In those days barrels were forged and welded into shape. Now in the
rolling mill each furnace turns out from 330 to 350 barrels per day at
the hands of four men. If we follow the barrel department through,
we shall find that this branch of the establishment alone, when at full
head, has at work about a score of milling machines, forty-six drilling
machines of various capacity and speed, thirty-one lathes and nine rifling
machines, not to mention a legion of other labor devices, whose names have
escaped our memoranda. A hasty estimate gives the number of milling
machines alone, used in the establishment, at over four hundred.
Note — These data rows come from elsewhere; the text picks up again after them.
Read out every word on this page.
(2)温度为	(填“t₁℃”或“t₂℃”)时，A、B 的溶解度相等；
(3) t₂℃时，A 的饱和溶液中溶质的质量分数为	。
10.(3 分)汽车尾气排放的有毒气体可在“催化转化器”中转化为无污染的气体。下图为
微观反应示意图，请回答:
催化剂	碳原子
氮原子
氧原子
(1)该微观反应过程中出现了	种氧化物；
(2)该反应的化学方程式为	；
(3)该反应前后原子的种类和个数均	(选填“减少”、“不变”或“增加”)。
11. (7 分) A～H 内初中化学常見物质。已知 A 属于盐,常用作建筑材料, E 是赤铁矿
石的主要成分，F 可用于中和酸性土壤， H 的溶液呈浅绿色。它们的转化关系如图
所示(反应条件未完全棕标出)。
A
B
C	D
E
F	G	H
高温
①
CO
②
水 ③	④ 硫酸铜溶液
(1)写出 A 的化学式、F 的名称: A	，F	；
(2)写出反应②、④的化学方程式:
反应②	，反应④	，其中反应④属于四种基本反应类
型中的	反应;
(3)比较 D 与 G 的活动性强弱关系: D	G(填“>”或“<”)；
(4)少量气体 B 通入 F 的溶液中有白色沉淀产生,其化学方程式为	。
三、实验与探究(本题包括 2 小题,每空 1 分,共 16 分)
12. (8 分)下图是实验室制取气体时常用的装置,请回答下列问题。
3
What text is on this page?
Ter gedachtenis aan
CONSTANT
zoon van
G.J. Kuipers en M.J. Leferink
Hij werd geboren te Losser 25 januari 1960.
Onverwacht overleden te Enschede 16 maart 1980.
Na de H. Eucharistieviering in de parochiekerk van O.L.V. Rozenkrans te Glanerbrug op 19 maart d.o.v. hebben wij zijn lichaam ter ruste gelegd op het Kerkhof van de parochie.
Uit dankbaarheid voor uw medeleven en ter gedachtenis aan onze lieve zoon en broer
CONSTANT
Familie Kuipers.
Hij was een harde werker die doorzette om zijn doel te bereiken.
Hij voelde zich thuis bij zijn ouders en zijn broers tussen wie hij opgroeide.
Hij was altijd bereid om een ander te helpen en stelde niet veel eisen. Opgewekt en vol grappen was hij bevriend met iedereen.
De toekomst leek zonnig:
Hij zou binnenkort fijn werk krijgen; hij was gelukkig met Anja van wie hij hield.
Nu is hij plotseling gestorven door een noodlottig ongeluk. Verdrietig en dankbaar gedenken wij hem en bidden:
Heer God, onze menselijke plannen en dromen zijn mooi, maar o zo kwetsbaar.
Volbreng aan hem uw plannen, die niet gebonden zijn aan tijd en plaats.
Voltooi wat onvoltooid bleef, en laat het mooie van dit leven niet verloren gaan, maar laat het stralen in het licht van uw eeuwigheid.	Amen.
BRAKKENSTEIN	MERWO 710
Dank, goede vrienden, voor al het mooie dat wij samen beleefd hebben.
Shooting Qualities of the Remington Arm
The long and intelligent-experience of the Remingtons, and of their artisans,
many of them a second generation of the same family in the employ of the
company, has achieved large results in the mechanical features of their
work, as well in the economizing of operations as in the lessening their
number. There are especial features of the Ilion work which we cannot
err, however, in noting particularly. The excellent shooting qualities
of the barrels made at their establishment have been from the era of the
founder a proverb in mouths of wisest censure. This superiority has
been, moreover, quite as generally observed in the barrels of the military
as of the sporting rifles. It is possible that a degree of this excellence
may be due to a choiceness of material, but the extraordinary care given
to the interior finish, the delicate gauging of the chambers, and the exact
turning of muzzles, and, more than all, the patient and faithful straightening
process, which is never neglected, are probably the general claimants in
this instance. The operation of straightening a barrel, an achievement
as yet unattained by mechanical process is one of the most difficult in
the manufacture of a gun, an art so rare in fact that accident has often
produced a guinea Brummagem fowling piece that would outshoot a Westley
Richards, or Greener, in the same field. The Remingtons, with an
honorable pride in the excellence of their productions, and correctly estimating
the superlative importance of this quality in a barrel, have omitted no
care, whether it concerns the experience and skill of artisans, or the
severity of intermediate and final inspection, that will secure the merit
of precision for their work.
Incorporation of E. Remington & Sons.
During the latter part of 1864, the enterprise of the Remingtons having attained an extent which rendered a new organization necessary, both for the purpose of perpetuating and of more easily controlling it, the private firm was made into a company under the general law of New York. The incorporation dates from january 1st, 1865. The first officers were Philo Remington, president; Samuel Remington, vice-president; and Eliphalet Remington, secretary and treasurer. In 1866, in anticipation of Mr. Samuel Remington's going to Europe, he was chosen president in order to more fully represent the company in the old world. At this time Mr. Philo Remington became vice-president. In 1871 Colonel W. C. Squire was elected secretary of the organization. This gentleman is son-in-law of Philo Remington, so that all the offices are retained in the family. The nominal capital of the company was named at $1,000,000, the value of the buildings, machinery and stock in progress having been moderately estimated at $1,500,000. The entire stock of the company at the date of incorporation was, and still is, owned by the different individuals of the Remington family, with the exception of a few hundred dollars in amount, necessary by law to qualify the three other members of the board of seven trustees, all of whom, by the way, are residents of Ilion. The present valuation of buildings, machinery and stock ranges from $2,750,000 to $3,000,000.